This industry-oriented paper proposes a novel sophisticated frequency control system for the Australian National Electricity Market (NEM) power system considering the special design of its current automatic generation control system, which does not involve interconnectors between different power regions, resulting in technical challenges for both stability and security of the system. The proposed new method converts the NEM centralised frequency control system to a fully decentralised one with virtually consideration of interconnectors’ power, thus the stability and security would be improved and the high fluctuations in interchanged power smoothed without extra costs of infrastructure and procurement of frequency control ancillary reserves (FCASs). The novel idea is to model the interconnectors’ power deviation as unknown input to operator in each power regions, like load disturbances and renewable power variations, using dynamic observation techniques, for enabling the proposed method capabilities. The method is theoretically verified that it can enhance stability and security and stabilise both local frequencies and power exchanges. The experiment results confirm the capability of the proposed method for the NEM system and its superiority over the existing adopted approaches in industries.
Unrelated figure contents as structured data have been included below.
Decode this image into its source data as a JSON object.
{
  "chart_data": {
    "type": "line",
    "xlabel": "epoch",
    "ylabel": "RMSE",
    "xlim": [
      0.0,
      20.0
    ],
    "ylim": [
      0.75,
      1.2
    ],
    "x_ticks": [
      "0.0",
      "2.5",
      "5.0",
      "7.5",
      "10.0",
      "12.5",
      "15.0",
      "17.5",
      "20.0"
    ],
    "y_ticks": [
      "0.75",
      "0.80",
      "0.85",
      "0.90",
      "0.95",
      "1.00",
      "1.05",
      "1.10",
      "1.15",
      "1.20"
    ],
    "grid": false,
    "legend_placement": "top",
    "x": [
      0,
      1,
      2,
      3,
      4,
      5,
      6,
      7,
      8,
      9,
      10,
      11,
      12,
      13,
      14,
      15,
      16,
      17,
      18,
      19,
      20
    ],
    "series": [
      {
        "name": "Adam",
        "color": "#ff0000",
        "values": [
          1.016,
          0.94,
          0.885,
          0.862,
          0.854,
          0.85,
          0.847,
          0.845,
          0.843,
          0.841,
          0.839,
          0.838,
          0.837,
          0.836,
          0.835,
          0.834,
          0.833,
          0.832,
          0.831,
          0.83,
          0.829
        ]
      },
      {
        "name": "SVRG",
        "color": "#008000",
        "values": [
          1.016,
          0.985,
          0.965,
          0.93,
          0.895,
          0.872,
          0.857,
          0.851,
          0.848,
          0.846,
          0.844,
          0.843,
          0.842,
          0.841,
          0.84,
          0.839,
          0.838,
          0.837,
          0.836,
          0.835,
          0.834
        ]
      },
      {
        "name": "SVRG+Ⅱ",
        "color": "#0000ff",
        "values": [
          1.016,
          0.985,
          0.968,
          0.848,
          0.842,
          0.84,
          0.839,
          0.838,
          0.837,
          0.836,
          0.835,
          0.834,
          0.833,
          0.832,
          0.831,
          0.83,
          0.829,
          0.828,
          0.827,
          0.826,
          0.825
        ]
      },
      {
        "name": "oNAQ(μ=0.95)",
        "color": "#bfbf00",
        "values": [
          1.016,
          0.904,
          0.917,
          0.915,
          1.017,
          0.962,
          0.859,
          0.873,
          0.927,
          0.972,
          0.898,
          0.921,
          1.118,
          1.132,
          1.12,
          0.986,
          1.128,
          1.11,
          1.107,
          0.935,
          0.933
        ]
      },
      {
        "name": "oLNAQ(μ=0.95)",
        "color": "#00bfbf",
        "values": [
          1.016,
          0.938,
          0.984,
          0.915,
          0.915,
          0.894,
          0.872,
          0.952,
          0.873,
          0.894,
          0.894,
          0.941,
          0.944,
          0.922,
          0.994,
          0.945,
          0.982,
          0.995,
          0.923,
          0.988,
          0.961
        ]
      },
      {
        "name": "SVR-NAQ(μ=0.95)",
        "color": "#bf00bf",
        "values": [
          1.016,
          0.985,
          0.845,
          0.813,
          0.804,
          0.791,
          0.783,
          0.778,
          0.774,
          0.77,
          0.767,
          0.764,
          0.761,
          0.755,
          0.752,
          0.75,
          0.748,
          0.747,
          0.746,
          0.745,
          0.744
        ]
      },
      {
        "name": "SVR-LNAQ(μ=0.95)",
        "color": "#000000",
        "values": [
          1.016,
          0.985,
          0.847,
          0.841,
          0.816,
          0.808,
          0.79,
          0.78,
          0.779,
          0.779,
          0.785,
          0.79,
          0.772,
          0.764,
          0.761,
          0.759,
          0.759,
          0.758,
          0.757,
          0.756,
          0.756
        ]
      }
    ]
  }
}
This industry-oriented paper presents an overview and in-depth analysis of previous and current situations of power system frequency response and control in Australia. The evaluation of different services provided by different electricity market players under the supervision of the Australian Energy Market Operator (AEMO) as an independent system operator provides lessons and an understanding of the current operation status with its real challenges and opportunities from frequency stability and security perspectives. Based on the evaluation of the current situation and future national planning, a number of research gaps and industrial technical issues are identified, and some perspectives on future research directions are presented to help move the power system transformation toward almost 100% renewable and more secure energy systems.